Het is goed dat we nadenken over de verhouding tussen religie en staat. Kerk en politieke gemeenschap vallen niet samen.
Het Tweede Vaticaans Concilie heeft dit helder verwoord in de constitutie Gaudium et spes (nr.76). In de brief aan Diognetus uit de tweede eeuw lezen we dat ‘de christenen wonen in hun eigen vaderland, maar als waren zij daar gevestigde vreemdelingen; zij hebben alles gemeenschappelijk met de anderen als burgers en zij hebben van alles te verduren als vreemden… Zij gehoorzamen aan de geldende wetten, maar zij overtreffen deze door hun levenswijze… God heeft hen geplaatst op een belangrijke post die zij volstrekt niet mogen verlaten’ (5,5; 5,10; 6,10).

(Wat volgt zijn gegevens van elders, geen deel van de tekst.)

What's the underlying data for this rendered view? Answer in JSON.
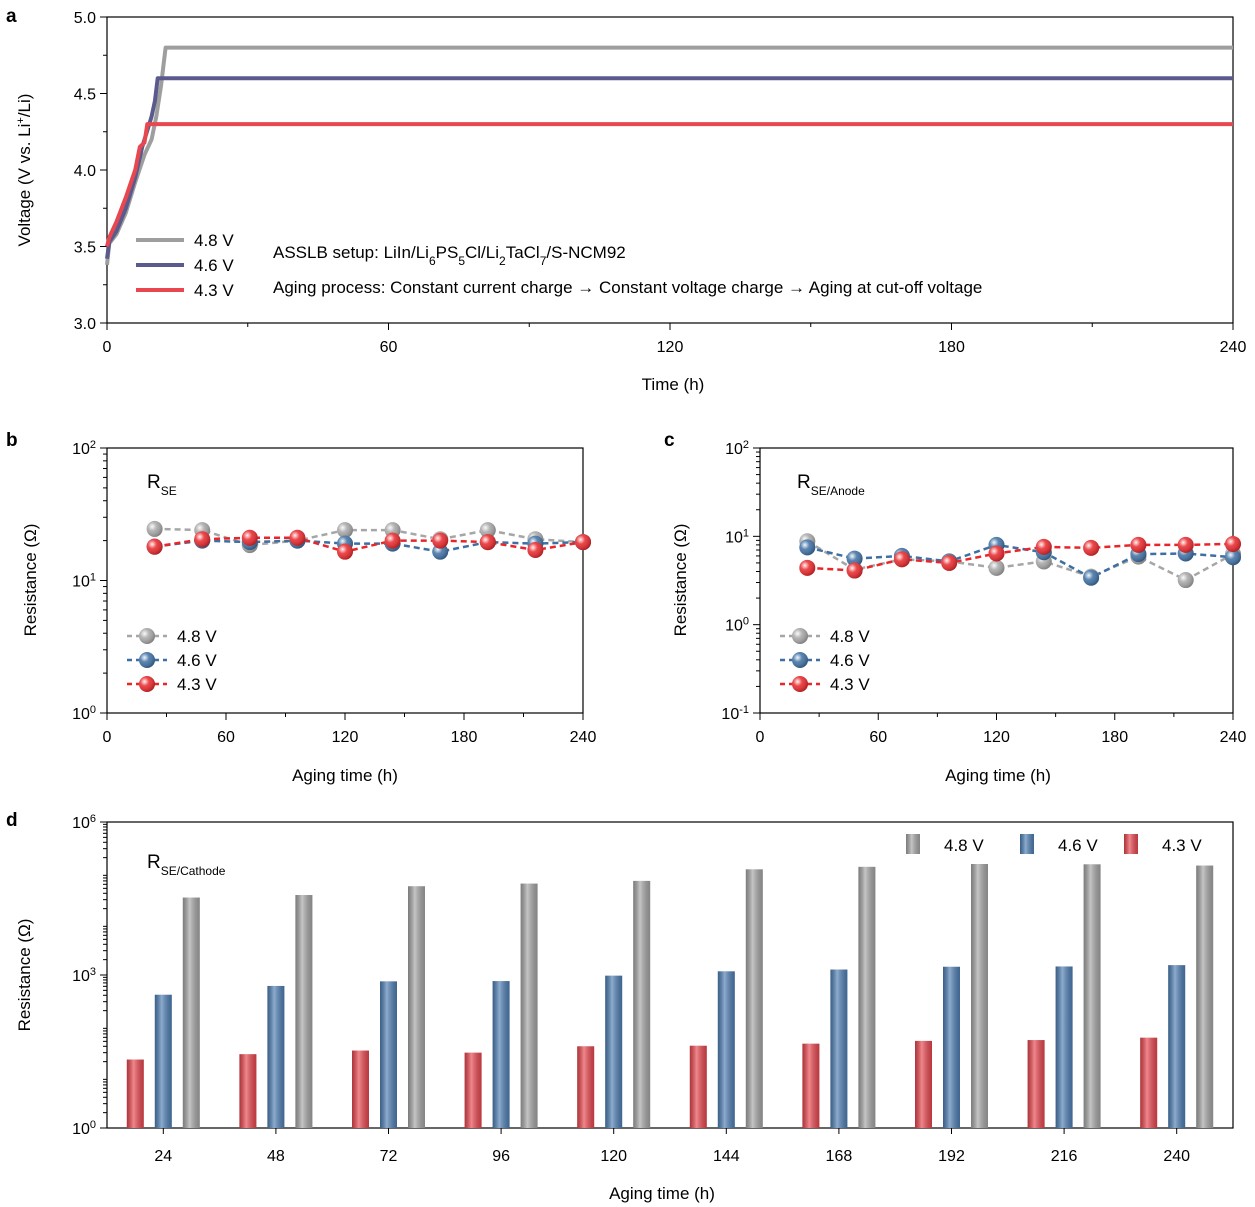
{
  "panel_labels": {
    "a": "a",
    "b": "b",
    "c": "c",
    "d": "d"
  },
  "chart_data": [
    {
      "id": "a",
      "type": "line",
      "xlabel": "Time (h)",
      "ylabel_parts": [
        "Voltage (V vs. Li",
        "+",
        "/Li)"
      ],
      "xlim": [
        0,
        240
      ],
      "ylim": [
        3.0,
        5.0
      ],
      "xticks": [
        "0",
        "60",
        "120",
        "180",
        "240"
      ],
      "yticks": [
        "3.0",
        "3.5",
        "4.0",
        "4.5",
        "5.0"
      ],
      "legend_placement": "bottom-left",
      "series": [
        {
          "name": "4.8 V",
          "color": "#9e9e9e",
          "points": [
            [
              0,
              3.38
            ],
            [
              0.5,
              3.52
            ],
            [
              2,
              3.58
            ],
            [
              4,
              3.72
            ],
            [
              6,
              3.92
            ],
            [
              8,
              4.1
            ],
            [
              9.5,
              4.2
            ],
            [
              10.5,
              4.35
            ],
            [
              11.5,
              4.55
            ],
            [
              12.5,
              4.8
            ],
            [
              240,
              4.8
            ]
          ]
        },
        {
          "name": "4.6 V",
          "color": "#5a5a8c",
          "points": [
            [
              0,
              3.42
            ],
            [
              0.5,
              3.53
            ],
            [
              2,
              3.6
            ],
            [
              4,
              3.75
            ],
            [
              6,
              3.95
            ],
            [
              7.5,
              4.15
            ],
            [
              8.5,
              4.25
            ],
            [
              9.5,
              4.35
            ],
            [
              10.2,
              4.45
            ],
            [
              10.8,
              4.6
            ],
            [
              240,
              4.6
            ]
          ]
        },
        {
          "name": "4.3 V",
          "color": "#e8474f",
          "points": [
            [
              0,
              3.5
            ],
            [
              0.5,
              3.56
            ],
            [
              2,
              3.66
            ],
            [
              4,
              3.82
            ],
            [
              6,
              4.0
            ],
            [
              7,
              4.15
            ],
            [
              8,
              4.18
            ],
            [
              8.6,
              4.3
            ],
            [
              240,
              4.3
            ]
          ]
        }
      ],
      "annotation_setup": {
        "text": "ASSLB setup: LiIn/Li",
        "sub1": "6",
        "t2": "PS",
        "sub2": "5",
        "t3": "Cl/Li",
        "sub3": "2",
        "t4": "TaCl",
        "sub4": "7",
        "t5": "/S-NCM92"
      },
      "annotation_aging": "Aging process: Constant current charge → Constant voltage charge → Aging at cut-off voltage"
    },
    {
      "id": "b",
      "type": "scatter",
      "label_main": "R",
      "label_sub": "SE",
      "xlabel": "Aging time (h)",
      "ylabel": "Resistance (Ω)",
      "xlim": [
        0,
        240
      ],
      "ylim": [
        1,
        100
      ],
      "log_y": true,
      "xticks": [
        "0",
        "60",
        "120",
        "180",
        "240"
      ],
      "yticks": [
        {
          "base": "10",
          "exp": "0"
        },
        {
          "base": "10",
          "exp": "1"
        },
        {
          "base": "10",
          "exp": "2"
        }
      ],
      "legend_placement": "bottom-left",
      "x": [
        24,
        48,
        72,
        96,
        120,
        144,
        168,
        192,
        216,
        240
      ],
      "series": [
        {
          "name": "4.8 V",
          "color": "#a6a6a6",
          "values": [
            24.5,
            24.0,
            18.5,
            20.0,
            24.0,
            24.0,
            20.5,
            24.0,
            20.5,
            19.5
          ]
        },
        {
          "name": "4.6 V",
          "color": "#3d6fa3",
          "values": [
            18.0,
            20.0,
            19.5,
            20.0,
            19.0,
            19.0,
            16.5,
            19.5,
            19.0,
            19.5
          ]
        },
        {
          "name": "4.3 V",
          "color": "#e8262a",
          "values": [
            18.0,
            20.5,
            21.0,
            21.0,
            16.5,
            20.0,
            20.0,
            19.5,
            17.0,
            19.5
          ]
        }
      ]
    },
    {
      "id": "c",
      "type": "scatter",
      "label_main": "R",
      "label_sub": "SE/Anode",
      "xlabel": "Aging time (h)",
      "ylabel": "Resistance (Ω)",
      "xlim": [
        0,
        240
      ],
      "ylim": [
        0.1,
        100
      ],
      "log_y": true,
      "xticks": [
        "0",
        "60",
        "120",
        "180",
        "240"
      ],
      "yticks": [
        {
          "base": "10",
          "exp": "-1"
        },
        {
          "base": "10",
          "exp": "0"
        },
        {
          "base": "10",
          "exp": "1"
        },
        {
          "base": "10",
          "exp": "2"
        }
      ],
      "legend_placement": "bottom-left",
      "x": [
        24,
        48,
        72,
        96,
        120,
        144,
        168,
        192,
        216,
        240
      ],
      "series": [
        {
          "name": "4.8 V",
          "color": "#a6a6a6",
          "values": [
            8.8,
            4.2,
            5.5,
            5.2,
            4.4,
            5.2,
            3.5,
            5.9,
            3.2,
            6.3
          ]
        },
        {
          "name": "4.6 V",
          "color": "#3d6fa3",
          "values": [
            7.5,
            5.6,
            6.0,
            5.2,
            8.0,
            6.6,
            3.4,
            6.3,
            6.4,
            5.8
          ]
        },
        {
          "name": "4.3 V",
          "color": "#e8262a",
          "values": [
            4.4,
            4.1,
            5.5,
            5.0,
            6.4,
            7.6,
            7.4,
            8.0,
            8.0,
            8.2
          ]
        }
      ]
    },
    {
      "id": "d",
      "type": "bar",
      "label_main": "R",
      "label_sub": "SE/Cathode",
      "xlabel": "Aging time (h)",
      "ylabel": "Resistance (Ω)",
      "ylim": [
        1,
        1000000
      ],
      "log_y": true,
      "categories": [
        "24",
        "48",
        "72",
        "96",
        "120",
        "144",
        "168",
        "192",
        "216",
        "240"
      ],
      "yticks": [
        {
          "base": "10",
          "exp": "0"
        },
        {
          "base": "10",
          "exp": "3"
        },
        {
          "base": "10",
          "exp": "6"
        }
      ],
      "legend_placement": "top-right",
      "series": [
        {
          "name": "4.3 V",
          "color": "#e8474f",
          "values": [
            22,
            28,
            33,
            30,
            40,
            41,
            45,
            51,
            53,
            59
          ]
        },
        {
          "name": "4.6 V",
          "color": "#4f7fb4",
          "values": [
            410,
            610,
            750,
            760,
            970,
            1180,
            1280,
            1450,
            1470,
            1560
          ]
        },
        {
          "name": "4.8 V",
          "color": "#a6a6a6",
          "values": [
            33000,
            37000,
            55000,
            62000,
            70000,
            118000,
            132000,
            150000,
            148000,
            140000
          ]
        }
      ]
    }
  ]
}
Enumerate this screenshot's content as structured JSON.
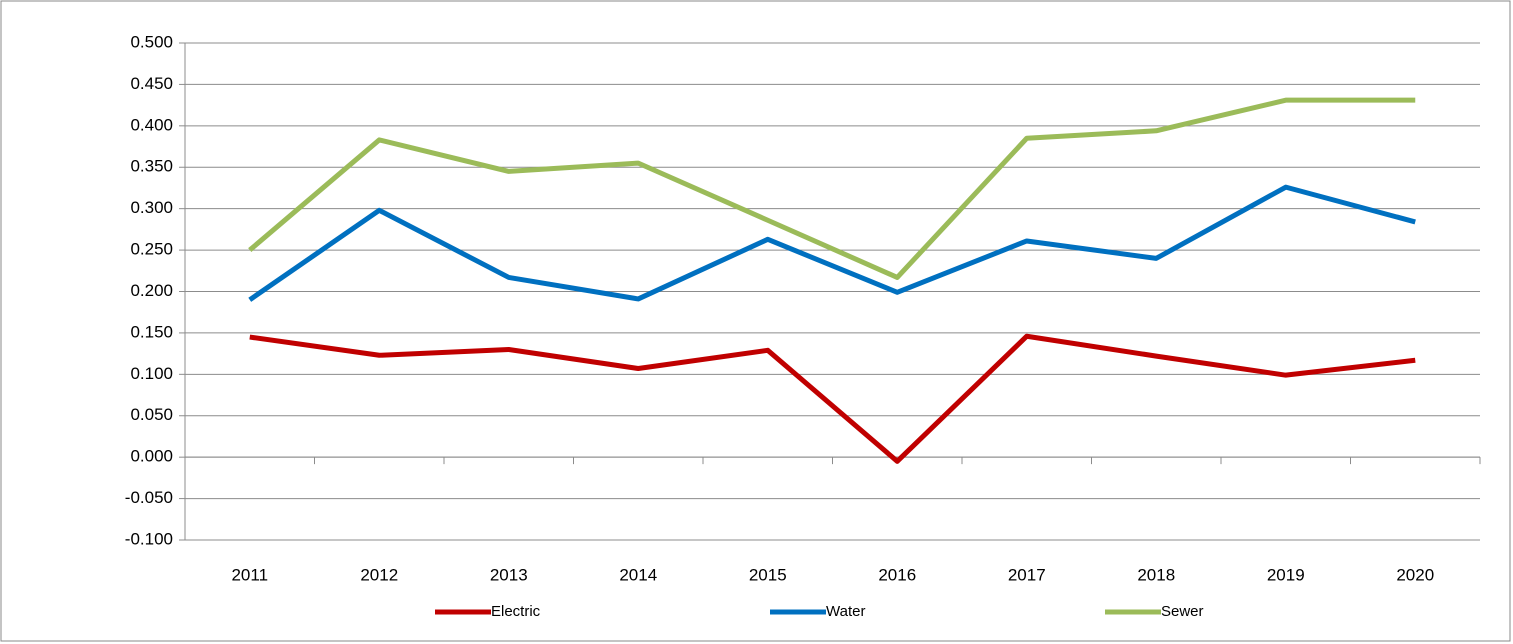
{
  "chart_data": {
    "type": "line",
    "categories": [
      "2011",
      "2012",
      "2013",
      "2014",
      "2015",
      "2016",
      "2017",
      "2018",
      "2019",
      "2020"
    ],
    "series": [
      {
        "name": "Electric",
        "color": "#c00000",
        "values": [
          0.145,
          0.123,
          0.13,
          0.107,
          0.129,
          -0.005,
          0.146,
          0.122,
          0.099,
          0.117
        ]
      },
      {
        "name": "Water",
        "color": "#0070c0",
        "values": [
          0.19,
          0.298,
          0.217,
          0.191,
          0.263,
          0.199,
          0.261,
          0.24,
          0.326,
          0.284
        ]
      },
      {
        "name": "Sewer",
        "color": "#9bbb59",
        "values": [
          0.25,
          0.383,
          0.345,
          0.355,
          0.286,
          0.217,
          0.385,
          0.394,
          0.431,
          0.431
        ]
      }
    ],
    "ylim": [
      -0.1,
      0.5
    ],
    "yticks": [
      {
        "value": -0.1,
        "label": "-0.100"
      },
      {
        "value": -0.05,
        "label": "-0.050"
      },
      {
        "value": 0,
        "label": "0.000"
      },
      {
        "value": 0.05,
        "label": "0.050"
      },
      {
        "value": 0.1,
        "label": "0.100"
      },
      {
        "value": 0.15,
        "label": "0.150"
      },
      {
        "value": 0.2,
        "label": "0.200"
      },
      {
        "value": 0.25,
        "label": "0.250"
      },
      {
        "value": 0.3,
        "label": "0.300"
      },
      {
        "value": 0.35,
        "label": "0.350"
      },
      {
        "value": 0.4,
        "label": "0.400"
      },
      {
        "value": 0.45,
        "label": "0.450"
      },
      {
        "value": 0.5,
        "label": "0.500"
      }
    ],
    "grid": true,
    "legend": "bottom"
  }
}
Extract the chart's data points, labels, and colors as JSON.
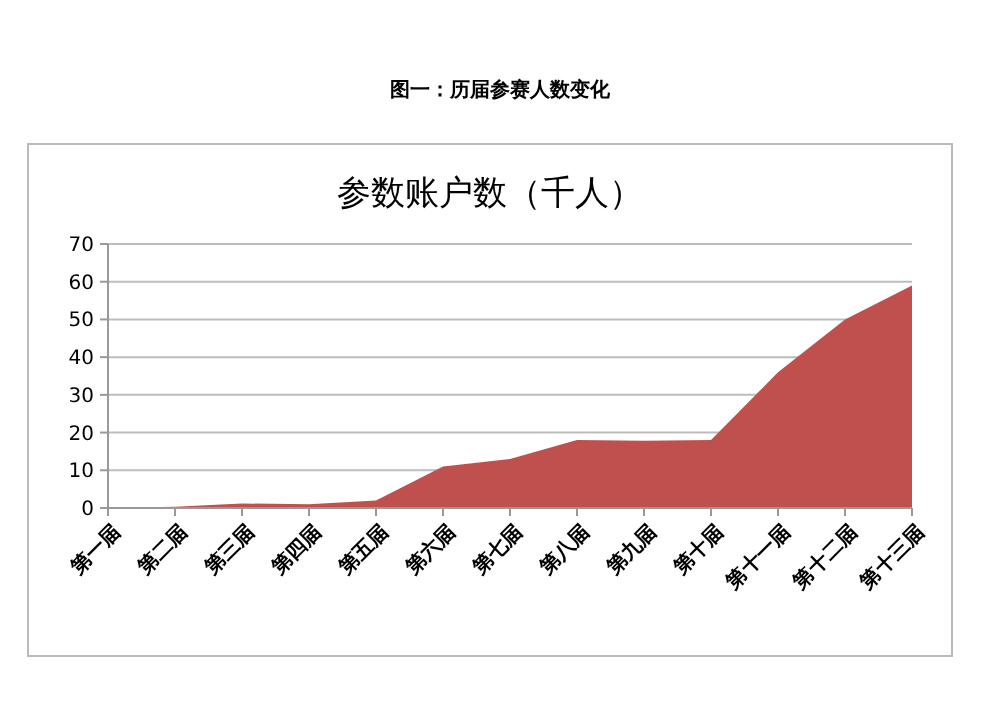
{
  "chart_data": {
    "type": "area",
    "title": "图一：历届参赛人数变化",
    "subtitle": "参数账户数（千人）",
    "categories": [
      "第一届",
      "第二届",
      "第三届",
      "第四届",
      "第五届",
      "第六届",
      "第七届",
      "第八届",
      "第九届",
      "第十届",
      "第十一届",
      "第十二届",
      "第十三届"
    ],
    "values": [
      0,
      0.3,
      1.2,
      1,
      2,
      11,
      13,
      18,
      17.8,
      18,
      36,
      50,
      59
    ],
    "color": "#c0504d",
    "ylim": [
      0,
      70
    ],
    "yticks": [
      0,
      10,
      20,
      30,
      40,
      50,
      60,
      70
    ],
    "grid": "y"
  }
}
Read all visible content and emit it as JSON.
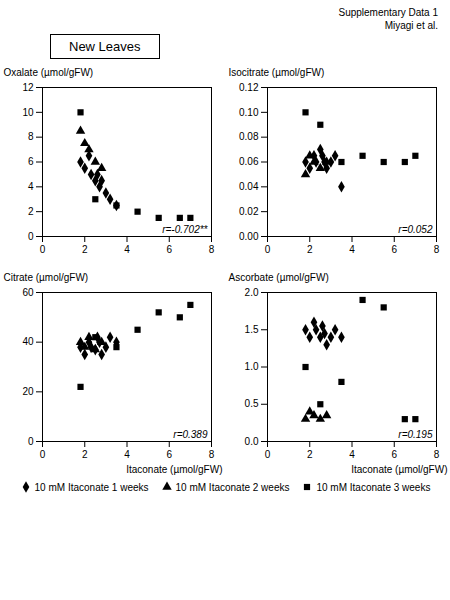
{
  "title": "New Leaves",
  "annotations": [
    "Supplementary Data 1\nMiyagi et al."
  ],
  "chart_data": [
    {
      "type": "scatter",
      "ylabel": "Oxalate (µmol/gFW)",
      "annotations": [
        "r=-0.702**"
      ],
      "xlim": [
        0,
        8
      ],
      "xticks": [
        0,
        2,
        4,
        6,
        8
      ],
      "ylim": [
        0,
        12
      ],
      "yticks": [
        0,
        2,
        4,
        6,
        8,
        10,
        12
      ],
      "series": [
        {
          "name": "10 mM Itaconate 1 weeks",
          "marker": "diamond",
          "color": "black",
          "x": [
            1.8,
            2.0,
            2.2,
            2.3,
            2.5,
            2.6,
            2.7,
            2.8,
            3.0,
            3.2,
            3.5
          ],
          "values": [
            6.0,
            5.5,
            6.5,
            5.0,
            4.5,
            5.0,
            4.0,
            4.5,
            3.5,
            3.0,
            2.5
          ]
        },
        {
          "name": "10 mM Itaconate 2 weeks",
          "marker": "triangle",
          "color": "black",
          "x": [
            1.8,
            2.0,
            2.2,
            2.5,
            2.8
          ],
          "values": [
            8.5,
            7.5,
            7.0,
            6.0,
            5.5
          ]
        },
        {
          "name": "10 mM Itaconate 3 weeks",
          "marker": "square",
          "color": "black",
          "x": [
            1.8,
            2.5,
            3.5,
            4.5,
            5.5,
            6.5,
            7.0
          ],
          "values": [
            10.0,
            3.0,
            2.5,
            2.0,
            1.5,
            1.5,
            1.5
          ]
        }
      ]
    },
    {
      "type": "scatter",
      "ylabel": "Isocitrate (µmol/gFW)",
      "annotations": [
        "r=0.052"
      ],
      "xlim": [
        0,
        8
      ],
      "xticks": [
        0,
        2,
        4,
        6,
        8
      ],
      "ylim": [
        0.0,
        0.12
      ],
      "yticks": [
        {
          "value": 0,
          "label": "0.00"
        },
        0.02,
        0.04,
        0.06,
        0.08,
        {
          "value": 0.1,
          "label": "0.10"
        },
        0.12
      ],
      "series": [
        {
          "name": "10 mM Itaconate 1 weeks",
          "marker": "diamond",
          "color": "black",
          "x": [
            1.8,
            2.0,
            2.2,
            2.3,
            2.5,
            2.6,
            2.7,
            2.8,
            3.0,
            3.2,
            3.5
          ],
          "values": [
            0.06,
            0.055,
            0.065,
            0.06,
            0.07,
            0.065,
            0.06,
            0.055,
            0.06,
            0.065,
            0.04
          ]
        },
        {
          "name": "10 mM Itaconate 2 weeks",
          "marker": "triangle",
          "color": "black",
          "x": [
            1.8,
            2.0,
            2.2,
            2.5,
            2.8
          ],
          "values": [
            0.05,
            0.065,
            0.06,
            0.055,
            0.06
          ]
        },
        {
          "name": "10 mM Itaconate 3 weeks",
          "marker": "square",
          "color": "black",
          "x": [
            1.8,
            2.5,
            3.5,
            4.5,
            5.5,
            6.5,
            7.0
          ],
          "values": [
            0.1,
            0.09,
            0.06,
            0.065,
            0.06,
            0.06,
            0.065
          ]
        }
      ]
    },
    {
      "type": "scatter",
      "xlabel": "Itaconate (µmol/gFW)",
      "ylabel": "Citrate (µmol/gFW)",
      "annotations": [
        "r=0.389"
      ],
      "xlim": [
        0,
        8
      ],
      "xticks": [
        0,
        2,
        4,
        6,
        8
      ],
      "ylim": [
        0,
        60
      ],
      "yticks": [
        0,
        20,
        40,
        60
      ],
      "series": [
        {
          "name": "10 mM Itaconate 1 weeks",
          "marker": "diamond",
          "color": "black",
          "x": [
            1.8,
            2.0,
            2.2,
            2.3,
            2.5,
            2.6,
            2.7,
            2.8,
            3.0,
            3.2,
            3.5
          ],
          "values": [
            38,
            35,
            40,
            38,
            37,
            42,
            40,
            35,
            38,
            42,
            40
          ]
        },
        {
          "name": "10 mM Itaconate 2 weeks",
          "marker": "triangle",
          "color": "black",
          "x": [
            1.8,
            2.0,
            2.2,
            2.5,
            2.8
          ],
          "values": [
            40,
            38,
            42,
            37,
            40
          ]
        },
        {
          "name": "10 mM Itaconate 3 weeks",
          "marker": "square",
          "color": "black",
          "x": [
            1.8,
            2.5,
            3.5,
            4.5,
            5.5,
            6.5,
            7.0
          ],
          "values": [
            22,
            42,
            38,
            45,
            52,
            50,
            55
          ]
        }
      ]
    },
    {
      "type": "scatter",
      "xlabel": "Itaconate (µmol/gFW)",
      "ylabel": "Ascorbate (µmol/gFW)",
      "annotations": [
        "r=0.195"
      ],
      "xlim": [
        0,
        8
      ],
      "xticks": [
        0,
        2,
        4,
        6,
        8
      ],
      "ylim": [
        0.0,
        2.0
      ],
      "yticks": [
        {
          "value": 0,
          "label": "0.0"
        },
        0.5,
        {
          "value": 1,
          "label": "1.0"
        },
        1.5,
        {
          "value": 2,
          "label": "2.0"
        }
      ],
      "series": [
        {
          "name": "10 mM Itaconate 1 weeks",
          "marker": "diamond",
          "color": "black",
          "x": [
            1.8,
            2.0,
            2.2,
            2.3,
            2.5,
            2.6,
            2.7,
            2.8,
            3.0,
            3.2,
            3.5
          ],
          "values": [
            1.5,
            1.4,
            1.6,
            1.5,
            1.4,
            1.55,
            1.45,
            1.3,
            1.4,
            1.5,
            1.4
          ]
        },
        {
          "name": "10 mM Itaconate 2 weeks",
          "marker": "triangle",
          "color": "black",
          "x": [
            1.8,
            2.0,
            2.2,
            2.5,
            2.8
          ],
          "values": [
            0.3,
            0.4,
            0.35,
            0.3,
            0.35
          ]
        },
        {
          "name": "10 mM Itaconate 3 weeks",
          "marker": "square",
          "color": "black",
          "x": [
            1.8,
            2.5,
            3.5,
            4.5,
            5.5,
            6.5,
            7.0
          ],
          "values": [
            1.0,
            0.5,
            0.8,
            1.9,
            1.8,
            0.3,
            0.3
          ]
        }
      ]
    }
  ]
}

Dit betekent dat de christen een bijzondere taak heeft in de samenleving en dat hij er tevens vrij tegenover staat. De verklaring van de rechten van de mens stelt trouwens dat ‘het recht van de persoon en van de gemeenschappen op sociale en burgerlijke vrijheid tevens op religieuze zaken toepasselijk is’. De vrijheid van de mens heeft zijn basis in God zelf en elke politieke macht dient de mens en zijn welzijn centraal te stellen. Dit betekent ook dat transcendentie inherent is aan de mens en dat vrijheid van geweten en religie dient gerespecteerd te worden, zowel op privé als op sociaal vlak. In de constitutie Gaudium et spes van Vaticanum II wordt aan de Kerk ook een bevoegdheid van oordeel toegekend: ‘Het behoort tot de zending van de Kerk een moreel oordeel te vellen, ook over dingen die tot de politieke orde behoren, wanneer de fundamentele rechten van de persoon of het heil van de zielen dit eisen, daarbij alle en alleen die hulpmiddelen aanwendend die met het evangelie en het welzijn van allen, naar verscheidenheid van tijd en omstandigheden, overeenkomen’ (nr.76§5).
Uit het boek: In de naam van de Vader, 365 fragmenten uit homilieën en toespraken van MGR. LUC VAN LOOY (uitgegeven door Halewijn in 2018)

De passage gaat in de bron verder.